Even at a conservative intrinsic value of ~£7.6 million today, Hancock contributes real underlying value and optionality — either as a development pathway or a sale asset.
Alien has engaged Mark Pudovskis, ex-BHP and part of the core team that built Fenix Resources from $5m to a $500m market cap. This materially strengthens the iron ore strategy.
Valuation Scenarios: Market Cap and Share Price
Using approximate figures (current market cap £18m, share price 0.17p):
If Alien traded purely at the value implied by its equity holdings and JV interests (excluding Hancock), a £30–35m market cap would be reasonable, implying a share price of roughly 0.29–0.33p.
Including Hancock’s intrinsic value lifts NAV to ~£38–45m, implying 0.36–0.43p per share.
If Munni Munni delivers a 2Moz+ JORC resource and Elizabeth Hill continues to expand, a district re-rating at 2–3x NAV implies £75–115m market cap, or ~0.7–1.1p per share.
What to Watch Next
Over the next 6–12 months:
Munni Munni drilling results and maiden JORC resource
Elizabeth Hill ongoing drilling and maiden JORC silver resource
Processing feasibility at Radio Hill
Whundo development studies
Hancock drilling and resource model updates
The Bottom Line
Alien has transformed itself from a capital-intensive junior explorer into a leveraged district exposure play.
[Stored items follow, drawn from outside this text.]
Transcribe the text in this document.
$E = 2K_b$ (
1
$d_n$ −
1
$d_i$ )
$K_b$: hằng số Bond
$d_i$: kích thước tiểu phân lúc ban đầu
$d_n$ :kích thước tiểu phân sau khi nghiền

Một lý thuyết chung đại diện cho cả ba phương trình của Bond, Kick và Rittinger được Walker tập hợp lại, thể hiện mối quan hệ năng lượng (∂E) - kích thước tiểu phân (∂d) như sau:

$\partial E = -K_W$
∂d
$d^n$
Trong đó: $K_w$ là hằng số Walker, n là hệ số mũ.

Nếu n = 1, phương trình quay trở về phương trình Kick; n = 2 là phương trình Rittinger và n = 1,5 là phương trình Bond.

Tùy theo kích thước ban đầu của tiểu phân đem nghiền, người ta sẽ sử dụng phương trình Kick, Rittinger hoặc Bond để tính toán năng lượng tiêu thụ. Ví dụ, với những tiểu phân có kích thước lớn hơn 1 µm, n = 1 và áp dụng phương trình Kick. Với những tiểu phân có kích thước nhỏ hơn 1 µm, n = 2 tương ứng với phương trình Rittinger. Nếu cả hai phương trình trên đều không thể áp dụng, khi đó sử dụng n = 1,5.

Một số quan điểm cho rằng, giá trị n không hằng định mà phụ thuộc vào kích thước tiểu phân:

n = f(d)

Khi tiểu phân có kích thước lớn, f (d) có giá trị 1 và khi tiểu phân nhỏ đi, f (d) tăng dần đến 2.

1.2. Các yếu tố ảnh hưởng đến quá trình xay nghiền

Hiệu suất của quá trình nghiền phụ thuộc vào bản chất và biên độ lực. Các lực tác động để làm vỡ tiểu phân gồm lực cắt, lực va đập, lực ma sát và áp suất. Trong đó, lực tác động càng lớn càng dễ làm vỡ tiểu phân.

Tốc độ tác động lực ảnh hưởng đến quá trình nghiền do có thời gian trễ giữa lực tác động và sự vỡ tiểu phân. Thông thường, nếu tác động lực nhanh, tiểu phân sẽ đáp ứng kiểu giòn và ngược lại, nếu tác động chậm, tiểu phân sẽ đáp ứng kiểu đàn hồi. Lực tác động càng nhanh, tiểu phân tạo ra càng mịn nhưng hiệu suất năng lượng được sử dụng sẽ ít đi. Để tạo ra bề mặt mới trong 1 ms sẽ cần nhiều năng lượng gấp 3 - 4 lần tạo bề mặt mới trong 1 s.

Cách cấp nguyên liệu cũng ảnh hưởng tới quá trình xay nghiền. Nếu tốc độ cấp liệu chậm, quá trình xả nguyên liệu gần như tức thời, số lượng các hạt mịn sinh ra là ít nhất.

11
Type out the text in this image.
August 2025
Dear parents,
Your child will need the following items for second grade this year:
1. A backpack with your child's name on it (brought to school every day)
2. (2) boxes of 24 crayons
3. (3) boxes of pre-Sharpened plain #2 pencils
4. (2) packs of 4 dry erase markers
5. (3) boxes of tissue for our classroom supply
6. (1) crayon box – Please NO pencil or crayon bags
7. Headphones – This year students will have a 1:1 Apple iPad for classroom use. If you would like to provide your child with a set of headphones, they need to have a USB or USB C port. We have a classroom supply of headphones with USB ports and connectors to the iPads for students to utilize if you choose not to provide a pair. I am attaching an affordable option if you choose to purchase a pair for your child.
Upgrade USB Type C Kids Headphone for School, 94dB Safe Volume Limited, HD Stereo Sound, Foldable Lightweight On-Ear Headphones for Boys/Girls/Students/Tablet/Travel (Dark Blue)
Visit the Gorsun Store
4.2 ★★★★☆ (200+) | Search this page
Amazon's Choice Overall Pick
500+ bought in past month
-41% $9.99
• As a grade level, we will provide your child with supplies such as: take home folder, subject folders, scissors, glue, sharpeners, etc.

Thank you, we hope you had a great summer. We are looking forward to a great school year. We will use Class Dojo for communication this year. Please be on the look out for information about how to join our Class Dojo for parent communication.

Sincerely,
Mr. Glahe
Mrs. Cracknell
It holds free-carried stakes in two potentially world-class precious metal systems, equity in both operators, and 100% ownership of strategic Pilbara iron ore assets—all while avoiding dilution during the highest-risk exploration phase.
The market is valuing this portfolio at roughly half of its implied NAV.
If Munni Munni crosses the 2Moz threshold, if copper targets deliver, and if Elizabeth Hill continues to extend, Alien could sit at the centre of one of Australia’s most compelling emerging multi-commodity districts.
And right now, the sum of the parts is trading at a deep discount.